Chris Giannou (born 1949) is a Greek Canadian war surgeon and served chief surgeon for the International Committee of the Red Cross (ICRC) until December 2006.Title: The Failure of the Post-Colonial State in the Middle East: A Conversation with Chris Giannou. Source: DU Center for Middle East Studies. Date Published: April 29, 2014. Description:
Giannou left his official post with the ICRC after 7 years as the head of Unit Surgery, and today carries out international surgical missions around the world on their behalf. He is the topic of the Cineflix film "On the Border of the Abyss" which covers his lifetime of work in helping less-fortunate people and in mastering the concepts of war surgery. The documentary was aired, as "War Surgeon: Chris Giannou", by the Canadian public television station TVO on 10 April 2002. Recently, Giannou was the lead author on a new War Surgery book published by the International Committee of the Red Cross. Volume 1 of the book, called "War Surgery: Working with Limited Resources in Armed Conflict and Other Situations of Violence" is currently available on the ICRC website. He continues to inspire many to become war surgeons.
On April 4, 2014, the Center for Middle East Studies was honored to host an afternoon discussion with Chris Giannou, longtime war surgeon and former Head of Unit Surgery for the International Committee of the Red Cross (ICRC). Dr. Giannou has led a distinguished medical career through some of the world's most dangerous conflicts: in Lebanon, Somalia, Chechnya, Liberia, Afghanistan, and Iraq. He is author of Besieged: A Doctor's Story of Life and Death in Beirut (1991) and lead author of War Surgery: Working with Limited Resources in Armed Conflict and Other Situations of Violence (2009). The event was made possible by the University of Denver's Center on Rights Development, at whose annual symposium Dr. Giannou gave the closing keynote address."The failure of the post-colonial state throughout the region is largely a failure of a certain type of modernization. The third alternative to that is simply, well, let's accept the Western values, even today of neo-liberalism, and let's make money. Now, that works for a minority, it does not work for ninety-nine percent of the population. And if modernity is simply the equivalence of the consumer society then it's a very, very poor modernization.

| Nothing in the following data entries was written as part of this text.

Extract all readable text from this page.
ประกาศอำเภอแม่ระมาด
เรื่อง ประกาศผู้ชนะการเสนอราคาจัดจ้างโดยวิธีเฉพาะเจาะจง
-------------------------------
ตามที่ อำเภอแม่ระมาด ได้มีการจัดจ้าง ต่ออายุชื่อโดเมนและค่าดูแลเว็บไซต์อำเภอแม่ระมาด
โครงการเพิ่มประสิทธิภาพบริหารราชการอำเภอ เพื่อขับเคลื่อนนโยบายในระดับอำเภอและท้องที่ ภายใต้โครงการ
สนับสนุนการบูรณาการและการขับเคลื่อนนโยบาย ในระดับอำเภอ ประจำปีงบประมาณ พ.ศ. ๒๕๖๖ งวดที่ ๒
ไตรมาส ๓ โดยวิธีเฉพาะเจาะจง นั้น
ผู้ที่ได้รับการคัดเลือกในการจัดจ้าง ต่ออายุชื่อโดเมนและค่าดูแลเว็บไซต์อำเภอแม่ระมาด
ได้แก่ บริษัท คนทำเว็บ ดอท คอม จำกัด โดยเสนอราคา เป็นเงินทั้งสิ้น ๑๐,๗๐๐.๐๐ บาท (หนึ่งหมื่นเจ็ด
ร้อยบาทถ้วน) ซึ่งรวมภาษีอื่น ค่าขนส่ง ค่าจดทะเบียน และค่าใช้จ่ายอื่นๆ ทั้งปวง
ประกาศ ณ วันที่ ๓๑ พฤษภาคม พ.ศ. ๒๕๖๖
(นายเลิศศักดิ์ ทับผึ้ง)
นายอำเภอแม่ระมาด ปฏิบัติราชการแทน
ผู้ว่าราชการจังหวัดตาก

Because modernity in Western Europe, beginning two-three centuries ago, is a slow development of the rule of law, the separation of state and religion, rule by law and not rule by personality. Now, that's a problem not only in Middle East and Northern Africa. I'm of Greek origin, and I live today in Greece. Well, the post-Ottoman state in Greece is the same. There's no rule of law, it's the rule of personalities, we still have not separated state and religion, we still have problems with language. . . In effect, what you have is an on-going renaissance, and many of these questions, also constitutional, monarchy or republic, that Europe went through over several centuries, Renaissance and Enlightenment, creating the modern era. . . Whether it's Greece, whether it's ex-Yugoslavia, the Balkans, again, post-Ottoman empire, whether it's the Middle East, North Africa, we have not managed to do that. And the result is that for many people today modernization is simply the consumer society.
So you see people in the streets, whether it's Athens, Beirut, Alexandria, or Algiers, and they dress like Europeans, they appear even to act like Europeans. The image of women in the Arab world all of them wearing a scar over their heads, or burka, or chador, etc, etc, is rubbish. There is a great deal more of it today than twenty-five years ago, but a very common scene, not even in Beirut, but in Southern Lebanon, two sisters sitting at an outdoor cafe, one covered, the second wearing a mini-skirt, and they're having coffee and ice-cream at an outdoor cafe. And they're sisters. Now that apparent contradiction is all about a society going through the convulsions of modernization.
When I was in medical school in the 70s in Cairo, and in 79, therefore, just after the Islamic Revolution in Iran, more and more women started wearing the hijab. It was still a very small minority. But many of them said wearing the hijab gives me freedom because I'm no longer a sex object. And when you look at the sexualization of adolescents in America or Europe, even pre-adolescents, sexualization of little girls, well that's obviously demeaning in my opinion. I'm a feminist, I'm actually a radical feminist. And I find it demeaning. And I really don't like seeing, you know, women's underwear, their strings, and this and that, because their jeans are half way down to their knees, because I think that's demeaning, and I don't think it's an expression of freedom.
It's an expression simply of the present consumer society and marketing. So if you are a non-Western woman, and you want to be modern, and you want to be considered as a human being and not as a sex object, then one way is to wear the hijab. Now, there's also a great deal of hypocrisy behind the wearing of the hijab. But I also understand the explanation of certain women that this way men are obliged to deal with me as a human being with a brain, with ideas. And, again, as I said, this is the challenge of modernization. How do you modernize without losing your traditions? How do you become Japanese? And the Arab-Muslim World has not been able to find that, neither through the secular-modernizing currents of thought and ideology, neither through Islam, nor simply 'well, let's accept Western values and the consumer society.' So they're at a sort of dead-end." - Chris Giannou [25:35 - 32:11].